Lloyd was born on 28 April 1900, in Kensington, London, the elder son of John Maurice Edward Lloyd (1844-1910), M.A., a barrister of Lincoln's Inn, and Alice Norton (d. 1906), daughter of Major-General Charles Stirling Dundas, son of the 26th Chief of Clan Dundas. Her mother, Mary Louisa, was daughter of Sir Norton Joseph Knatchbull, 10th Baronet.[1] The Lloyd family had lived in the town of Montgomery for centuries, descending from Maurice Lloyd, Capital Bailiff of Montgomery in 1686.[2] Lloyd's younger brother, Wyndham Edward Buckley Lloyd (1901-1980), F.R.C.S., L.R.C.P., was a medical doctor and writer on medical history.[3] Lloyd was educated at Winchester College and Trinity College Oxford[4] (M.A.), and was the founder of the Hypocrites' Club, which included among its members Evelyn Waugh, Anthony Powell, Robert Byron and many other prominent figures of the time.[5]

He received the nickname 'the Widow' in reference to a shaving lotion, 'The Widow Lloyd's Euxesis'. Lloyd's name appears in conjunction with this nickname in the journals and letters of many of his contemporaries for decades afterward.[6][7] Lloyd spent his life devoted to antiquarian research and in public service to his community.

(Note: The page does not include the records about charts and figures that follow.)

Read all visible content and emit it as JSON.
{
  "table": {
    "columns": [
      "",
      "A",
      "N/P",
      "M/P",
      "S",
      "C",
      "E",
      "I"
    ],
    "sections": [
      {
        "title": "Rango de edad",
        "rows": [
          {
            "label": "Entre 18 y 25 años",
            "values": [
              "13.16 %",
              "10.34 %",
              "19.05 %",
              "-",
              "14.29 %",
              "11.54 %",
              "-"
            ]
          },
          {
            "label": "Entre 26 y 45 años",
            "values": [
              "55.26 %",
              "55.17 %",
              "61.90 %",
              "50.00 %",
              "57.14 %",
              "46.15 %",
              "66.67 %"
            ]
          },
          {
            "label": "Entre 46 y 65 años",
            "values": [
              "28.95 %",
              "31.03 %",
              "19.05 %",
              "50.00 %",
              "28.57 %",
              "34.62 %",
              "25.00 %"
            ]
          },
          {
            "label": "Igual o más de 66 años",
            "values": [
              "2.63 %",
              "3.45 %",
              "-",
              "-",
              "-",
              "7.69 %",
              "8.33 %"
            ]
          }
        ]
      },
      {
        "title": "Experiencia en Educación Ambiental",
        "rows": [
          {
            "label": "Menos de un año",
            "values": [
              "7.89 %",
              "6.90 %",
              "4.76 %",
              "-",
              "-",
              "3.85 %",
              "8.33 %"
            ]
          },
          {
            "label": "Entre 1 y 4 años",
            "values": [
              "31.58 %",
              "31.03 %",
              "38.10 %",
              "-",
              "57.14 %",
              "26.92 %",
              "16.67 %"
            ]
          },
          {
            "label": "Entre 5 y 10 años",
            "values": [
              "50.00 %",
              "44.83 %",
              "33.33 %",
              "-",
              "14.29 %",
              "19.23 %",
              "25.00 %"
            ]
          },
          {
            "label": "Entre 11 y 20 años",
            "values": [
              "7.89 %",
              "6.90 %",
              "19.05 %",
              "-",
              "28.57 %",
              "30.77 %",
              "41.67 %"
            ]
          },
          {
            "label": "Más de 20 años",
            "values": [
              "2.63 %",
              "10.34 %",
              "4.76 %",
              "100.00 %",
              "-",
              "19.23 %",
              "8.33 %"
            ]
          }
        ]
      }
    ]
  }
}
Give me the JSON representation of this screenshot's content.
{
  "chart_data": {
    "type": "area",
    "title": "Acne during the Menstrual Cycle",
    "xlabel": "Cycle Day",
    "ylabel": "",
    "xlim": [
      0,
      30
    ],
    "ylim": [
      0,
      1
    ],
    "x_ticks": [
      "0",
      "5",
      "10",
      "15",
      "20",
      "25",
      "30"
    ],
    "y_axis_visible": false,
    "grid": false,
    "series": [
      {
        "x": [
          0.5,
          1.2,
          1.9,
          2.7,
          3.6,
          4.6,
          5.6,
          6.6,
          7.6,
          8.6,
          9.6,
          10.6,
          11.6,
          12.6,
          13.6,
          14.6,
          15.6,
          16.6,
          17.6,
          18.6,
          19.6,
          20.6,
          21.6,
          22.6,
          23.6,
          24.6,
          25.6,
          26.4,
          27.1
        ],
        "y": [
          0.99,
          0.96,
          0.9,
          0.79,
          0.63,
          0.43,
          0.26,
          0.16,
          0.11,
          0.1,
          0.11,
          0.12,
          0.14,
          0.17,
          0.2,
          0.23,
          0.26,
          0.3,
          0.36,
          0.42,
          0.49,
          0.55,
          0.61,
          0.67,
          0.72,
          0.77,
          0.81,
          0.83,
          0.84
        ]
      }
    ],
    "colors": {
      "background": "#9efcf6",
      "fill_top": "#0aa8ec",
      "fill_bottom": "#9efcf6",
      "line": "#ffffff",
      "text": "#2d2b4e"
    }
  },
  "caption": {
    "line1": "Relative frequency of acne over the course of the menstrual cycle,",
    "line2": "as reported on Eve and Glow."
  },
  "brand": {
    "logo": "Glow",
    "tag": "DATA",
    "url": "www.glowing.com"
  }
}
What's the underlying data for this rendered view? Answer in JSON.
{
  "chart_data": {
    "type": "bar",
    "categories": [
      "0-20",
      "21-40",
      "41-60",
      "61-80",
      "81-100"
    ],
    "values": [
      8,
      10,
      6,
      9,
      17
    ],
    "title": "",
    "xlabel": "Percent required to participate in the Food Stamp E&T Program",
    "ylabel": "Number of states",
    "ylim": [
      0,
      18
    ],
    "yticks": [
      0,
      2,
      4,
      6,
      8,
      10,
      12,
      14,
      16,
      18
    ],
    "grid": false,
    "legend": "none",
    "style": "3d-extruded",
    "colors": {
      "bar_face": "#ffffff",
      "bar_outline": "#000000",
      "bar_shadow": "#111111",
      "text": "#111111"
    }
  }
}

J. D. K. Lloyd wrote many articles and guides to Montgomery. He donated Dolforwyn Castle to the Welsh Ancient Monument Board (now Cadw) in 1955.[9][10] On the death of his uncle William Llewellyn Lloyd in 1925, Lloyd took over as head of the family, which appeared in Burke's Landed Gentry as "of Plas Trefaldwyn" and later "formerly of Castell Forwyn", the latter reflecting Lloyd's sale of that house in 1948 (retaining the estate) to live at Bryn Cadwrfa.[11] Lloyd died on 13 December 1978.[12][13]